Но вдруг всех удивил Отар Шотович. Он сорвался с кровати и почти закричал на Саньку:
— Плохой твой сказка, глупый! Хочешь настоящий сказка, грузинский сказка?!
— Давай, — с готовностью улыбнулся Санька.
Отар Шотович пробежался по комнате из одного конца в другой, стукнул себя кулаком по груди:
— Клянусь матерью, правда, а не сказка! Как там у вас? В одном царстве, в другом государстве жил человек. Все у него было! Дом двухэтажный на восем комнат был? Был! Двор, выложенный кафелем был? Был! Две машины, «Волга» и «Жигули» в гараже стояли? Стояли! Сад и виноградник за домом рос? Рос! Море и горы у человека были? Были! А чего же не было у него?! Может, дэнег? Были и дэньги! Знаешь, сколько?!
— Сколько? — приподнялся на койке Санька.
— Одному неделю, дарагой, считать — ее пересчитаешь!
— Н-н-д-а-а, — вздохнул Санька.
— Так что же делать мне дальше, отвэчай?! Как жить?! — опять по-тигриному заметался по комнате Отар Шотович. — Вот сказка! Настоящий сказка.
Матвей, глядя на Отара Шотовича, даже маленько трухнул. Черт его знает, этого грузина! А тот продолжал нападать на Саньку:
— Отвечай, клянусь родытэлями!
— А что отвечать? — юлою вертелся Санька. — Живи себе не тужи.

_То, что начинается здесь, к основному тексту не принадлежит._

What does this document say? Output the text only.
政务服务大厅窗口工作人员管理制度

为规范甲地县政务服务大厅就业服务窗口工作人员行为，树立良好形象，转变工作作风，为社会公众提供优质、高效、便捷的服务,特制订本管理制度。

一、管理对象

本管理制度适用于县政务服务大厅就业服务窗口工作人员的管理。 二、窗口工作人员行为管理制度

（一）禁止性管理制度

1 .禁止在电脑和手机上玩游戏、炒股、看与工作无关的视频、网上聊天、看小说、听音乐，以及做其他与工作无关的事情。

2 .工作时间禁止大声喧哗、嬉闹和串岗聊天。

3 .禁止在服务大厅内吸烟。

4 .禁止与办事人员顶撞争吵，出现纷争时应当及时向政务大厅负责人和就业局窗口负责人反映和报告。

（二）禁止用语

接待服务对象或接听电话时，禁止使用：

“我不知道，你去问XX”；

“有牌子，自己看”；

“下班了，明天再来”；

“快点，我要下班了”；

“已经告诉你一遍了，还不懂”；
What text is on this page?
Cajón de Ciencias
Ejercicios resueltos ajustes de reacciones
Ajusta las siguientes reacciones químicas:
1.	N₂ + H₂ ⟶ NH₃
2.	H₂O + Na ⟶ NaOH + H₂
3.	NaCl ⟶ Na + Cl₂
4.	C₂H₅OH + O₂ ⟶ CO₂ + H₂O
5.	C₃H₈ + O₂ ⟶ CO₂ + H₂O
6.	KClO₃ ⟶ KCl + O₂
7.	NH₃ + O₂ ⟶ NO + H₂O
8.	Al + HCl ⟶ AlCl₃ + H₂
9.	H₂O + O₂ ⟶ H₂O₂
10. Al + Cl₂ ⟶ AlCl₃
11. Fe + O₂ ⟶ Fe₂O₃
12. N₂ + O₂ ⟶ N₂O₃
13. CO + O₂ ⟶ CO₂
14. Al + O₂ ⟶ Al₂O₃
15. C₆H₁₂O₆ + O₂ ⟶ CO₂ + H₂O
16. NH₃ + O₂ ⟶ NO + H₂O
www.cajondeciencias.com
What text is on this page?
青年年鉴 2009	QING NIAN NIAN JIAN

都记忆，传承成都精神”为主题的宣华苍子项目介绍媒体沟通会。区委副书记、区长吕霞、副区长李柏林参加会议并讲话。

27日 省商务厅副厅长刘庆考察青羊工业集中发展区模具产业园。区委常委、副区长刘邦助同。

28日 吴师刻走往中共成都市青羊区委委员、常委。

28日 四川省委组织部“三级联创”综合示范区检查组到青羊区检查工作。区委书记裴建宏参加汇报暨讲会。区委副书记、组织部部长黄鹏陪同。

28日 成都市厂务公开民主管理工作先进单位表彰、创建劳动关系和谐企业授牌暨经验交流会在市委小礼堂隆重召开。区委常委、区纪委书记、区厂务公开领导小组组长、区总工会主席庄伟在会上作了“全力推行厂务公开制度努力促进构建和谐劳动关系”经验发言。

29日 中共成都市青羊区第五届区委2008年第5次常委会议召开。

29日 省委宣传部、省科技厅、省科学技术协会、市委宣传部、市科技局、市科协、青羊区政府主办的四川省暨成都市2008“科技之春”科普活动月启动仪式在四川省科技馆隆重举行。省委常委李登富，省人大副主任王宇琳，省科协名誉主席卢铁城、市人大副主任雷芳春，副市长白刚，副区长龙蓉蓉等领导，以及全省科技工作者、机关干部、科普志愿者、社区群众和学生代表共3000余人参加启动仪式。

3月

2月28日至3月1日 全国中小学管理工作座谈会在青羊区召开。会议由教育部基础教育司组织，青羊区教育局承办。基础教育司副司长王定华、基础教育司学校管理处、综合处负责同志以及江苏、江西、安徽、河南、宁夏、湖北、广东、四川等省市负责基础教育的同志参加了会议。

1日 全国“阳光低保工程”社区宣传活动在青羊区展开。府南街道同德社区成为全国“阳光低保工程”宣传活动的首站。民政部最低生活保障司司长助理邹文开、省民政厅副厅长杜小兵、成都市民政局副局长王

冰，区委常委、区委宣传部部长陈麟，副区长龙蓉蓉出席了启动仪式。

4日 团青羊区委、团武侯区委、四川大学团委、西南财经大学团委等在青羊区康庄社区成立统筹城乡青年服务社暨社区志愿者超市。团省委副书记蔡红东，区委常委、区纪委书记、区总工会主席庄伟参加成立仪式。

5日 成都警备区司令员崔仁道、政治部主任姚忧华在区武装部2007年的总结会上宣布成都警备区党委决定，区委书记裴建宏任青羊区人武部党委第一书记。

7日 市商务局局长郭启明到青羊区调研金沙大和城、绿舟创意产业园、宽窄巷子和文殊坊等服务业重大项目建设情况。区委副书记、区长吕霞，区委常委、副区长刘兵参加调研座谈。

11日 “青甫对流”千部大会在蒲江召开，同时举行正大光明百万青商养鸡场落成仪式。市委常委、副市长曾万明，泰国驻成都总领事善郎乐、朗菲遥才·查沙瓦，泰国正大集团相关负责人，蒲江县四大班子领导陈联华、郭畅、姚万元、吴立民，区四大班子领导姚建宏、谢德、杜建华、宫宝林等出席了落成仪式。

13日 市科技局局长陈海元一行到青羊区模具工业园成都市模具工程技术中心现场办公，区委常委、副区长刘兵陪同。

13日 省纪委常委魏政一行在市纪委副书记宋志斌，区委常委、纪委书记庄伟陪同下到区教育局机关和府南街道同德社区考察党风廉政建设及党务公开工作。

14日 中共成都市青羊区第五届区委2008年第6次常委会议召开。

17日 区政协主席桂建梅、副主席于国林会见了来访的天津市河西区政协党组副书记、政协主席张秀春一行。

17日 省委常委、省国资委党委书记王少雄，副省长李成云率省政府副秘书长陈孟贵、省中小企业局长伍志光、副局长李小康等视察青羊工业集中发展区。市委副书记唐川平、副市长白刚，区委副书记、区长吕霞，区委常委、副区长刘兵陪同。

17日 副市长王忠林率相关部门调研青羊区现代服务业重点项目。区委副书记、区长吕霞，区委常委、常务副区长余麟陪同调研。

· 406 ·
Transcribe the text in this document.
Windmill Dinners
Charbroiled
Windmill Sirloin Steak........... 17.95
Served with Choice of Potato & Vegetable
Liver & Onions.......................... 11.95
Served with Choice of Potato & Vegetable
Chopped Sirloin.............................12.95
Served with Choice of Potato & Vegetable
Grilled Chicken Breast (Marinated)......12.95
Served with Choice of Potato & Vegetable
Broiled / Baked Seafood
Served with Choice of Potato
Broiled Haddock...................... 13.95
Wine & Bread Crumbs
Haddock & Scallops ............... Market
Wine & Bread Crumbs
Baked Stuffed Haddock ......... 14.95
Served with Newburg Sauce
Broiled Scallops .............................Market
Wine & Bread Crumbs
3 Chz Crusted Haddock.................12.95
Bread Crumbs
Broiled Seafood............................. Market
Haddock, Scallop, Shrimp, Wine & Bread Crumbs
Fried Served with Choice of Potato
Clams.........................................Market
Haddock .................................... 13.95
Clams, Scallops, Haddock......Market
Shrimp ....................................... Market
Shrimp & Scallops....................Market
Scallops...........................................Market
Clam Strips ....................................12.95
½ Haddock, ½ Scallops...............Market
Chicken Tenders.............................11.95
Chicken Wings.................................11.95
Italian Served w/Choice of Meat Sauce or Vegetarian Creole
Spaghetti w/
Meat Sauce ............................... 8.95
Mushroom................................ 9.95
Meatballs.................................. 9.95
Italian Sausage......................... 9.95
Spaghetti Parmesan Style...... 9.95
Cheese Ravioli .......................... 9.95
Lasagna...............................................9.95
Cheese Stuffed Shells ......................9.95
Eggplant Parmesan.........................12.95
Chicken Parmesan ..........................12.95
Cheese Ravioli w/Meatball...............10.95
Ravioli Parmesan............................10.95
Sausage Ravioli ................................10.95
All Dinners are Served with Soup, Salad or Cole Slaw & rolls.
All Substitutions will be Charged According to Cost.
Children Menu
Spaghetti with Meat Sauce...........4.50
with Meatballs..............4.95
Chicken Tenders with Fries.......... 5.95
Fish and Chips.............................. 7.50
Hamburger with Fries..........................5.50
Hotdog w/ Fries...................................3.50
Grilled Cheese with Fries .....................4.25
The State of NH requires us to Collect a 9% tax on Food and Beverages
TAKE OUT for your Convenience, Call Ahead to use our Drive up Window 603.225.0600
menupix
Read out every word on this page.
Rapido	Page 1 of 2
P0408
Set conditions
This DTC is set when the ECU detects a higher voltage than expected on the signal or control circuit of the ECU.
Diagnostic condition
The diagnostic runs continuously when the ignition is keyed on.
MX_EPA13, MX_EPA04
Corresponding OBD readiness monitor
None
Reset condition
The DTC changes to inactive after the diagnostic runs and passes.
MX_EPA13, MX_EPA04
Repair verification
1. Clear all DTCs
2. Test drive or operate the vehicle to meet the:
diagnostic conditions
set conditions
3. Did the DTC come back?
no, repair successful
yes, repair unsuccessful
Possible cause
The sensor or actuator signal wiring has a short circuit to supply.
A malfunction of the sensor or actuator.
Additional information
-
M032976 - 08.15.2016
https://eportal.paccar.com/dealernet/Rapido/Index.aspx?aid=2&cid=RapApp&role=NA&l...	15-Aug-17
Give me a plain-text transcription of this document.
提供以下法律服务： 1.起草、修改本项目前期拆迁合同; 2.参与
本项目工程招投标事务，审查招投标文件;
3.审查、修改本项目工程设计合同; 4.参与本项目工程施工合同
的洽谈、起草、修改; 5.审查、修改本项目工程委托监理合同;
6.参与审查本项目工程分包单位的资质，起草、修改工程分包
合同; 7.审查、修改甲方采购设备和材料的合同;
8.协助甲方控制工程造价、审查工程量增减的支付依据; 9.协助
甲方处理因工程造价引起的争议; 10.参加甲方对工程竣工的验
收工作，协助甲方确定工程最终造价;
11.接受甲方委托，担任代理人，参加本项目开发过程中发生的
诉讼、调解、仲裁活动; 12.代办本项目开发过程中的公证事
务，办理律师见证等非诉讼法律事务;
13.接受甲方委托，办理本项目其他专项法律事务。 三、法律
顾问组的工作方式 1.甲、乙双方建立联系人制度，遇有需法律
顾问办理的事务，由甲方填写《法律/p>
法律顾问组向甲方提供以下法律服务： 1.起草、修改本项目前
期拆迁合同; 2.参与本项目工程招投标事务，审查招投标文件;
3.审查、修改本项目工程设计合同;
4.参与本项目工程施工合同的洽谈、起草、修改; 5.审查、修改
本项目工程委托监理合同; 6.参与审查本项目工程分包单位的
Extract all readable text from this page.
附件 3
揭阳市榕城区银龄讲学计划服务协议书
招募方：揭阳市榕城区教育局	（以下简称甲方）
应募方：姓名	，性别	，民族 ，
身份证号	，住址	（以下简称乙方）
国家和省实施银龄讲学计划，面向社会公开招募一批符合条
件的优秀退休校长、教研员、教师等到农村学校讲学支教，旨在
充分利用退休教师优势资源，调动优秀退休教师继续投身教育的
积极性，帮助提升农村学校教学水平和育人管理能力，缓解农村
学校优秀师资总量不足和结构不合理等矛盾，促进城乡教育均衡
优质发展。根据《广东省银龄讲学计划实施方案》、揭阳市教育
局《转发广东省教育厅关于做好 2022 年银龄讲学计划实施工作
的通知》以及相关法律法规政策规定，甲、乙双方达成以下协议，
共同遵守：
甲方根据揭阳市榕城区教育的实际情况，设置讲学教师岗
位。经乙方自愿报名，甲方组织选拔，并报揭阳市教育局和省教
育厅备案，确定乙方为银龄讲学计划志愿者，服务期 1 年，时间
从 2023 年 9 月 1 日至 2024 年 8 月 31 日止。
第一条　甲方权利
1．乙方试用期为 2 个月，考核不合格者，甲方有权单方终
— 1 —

— Глупый ты, — махнул на него рукою Отар Шотович. — Не тужи! Не тужи! Что значит не тужи?!
Он отошел от Саньки, упал на койку и закрыл голову подушкой.
— Чего ты пристаешь к человеку? — стал ругать Саньку Матвей. — Может, у него, правда, горе.
— Мне бы такое, — продолжал хорохориться Санька.
— Ладно, спи ты, — уже по-настоящему прикрикнул на него Матвей и выключил свет. Но он сам тоже никак не мог понять заботу Отара Шотовича. Действительно, все есть у человека — живи себе и радуйся. Ведь куда ни кинь, везде одни и те же разговоры, чтоб Все у всех было. Так чего волноваться, об чем переживать?! Или, может, Отар Шотович все это спьяну?! Да и прихвастнул он, наверное, насчет денег.
Мысль эта Матвею понравилась, он перестал думать об Отаре Шотовиче и часам к двенадцати уснул, заботясь уже лишь о завтрашнем трудовом дне.
Закончили они торговлю в четверг к обеду. У Матвея оставался всего один мешок, и он вначале с сомнением, с опаской, а потом все смелее и смелее объявил с утра новую цену — четыре рубля. По три килограмма, как в первый день, теперь, понятно, никто не заказывал. Да Матвей на это особенно и не надеялся. Брали по полкилограмма, а то и вовсе по одной, по две луковки. Но все-таки брали, и часам к двенадцати Матвей вытряс из мешка легкокрылую золотистую шелуху. Деньги, вырученные за этот последний мешок, показались ему чем-то роднее и дороже всех остальных, и Матвей даже положил их в отдельный карман, решив истратить на подарки жене и дочери.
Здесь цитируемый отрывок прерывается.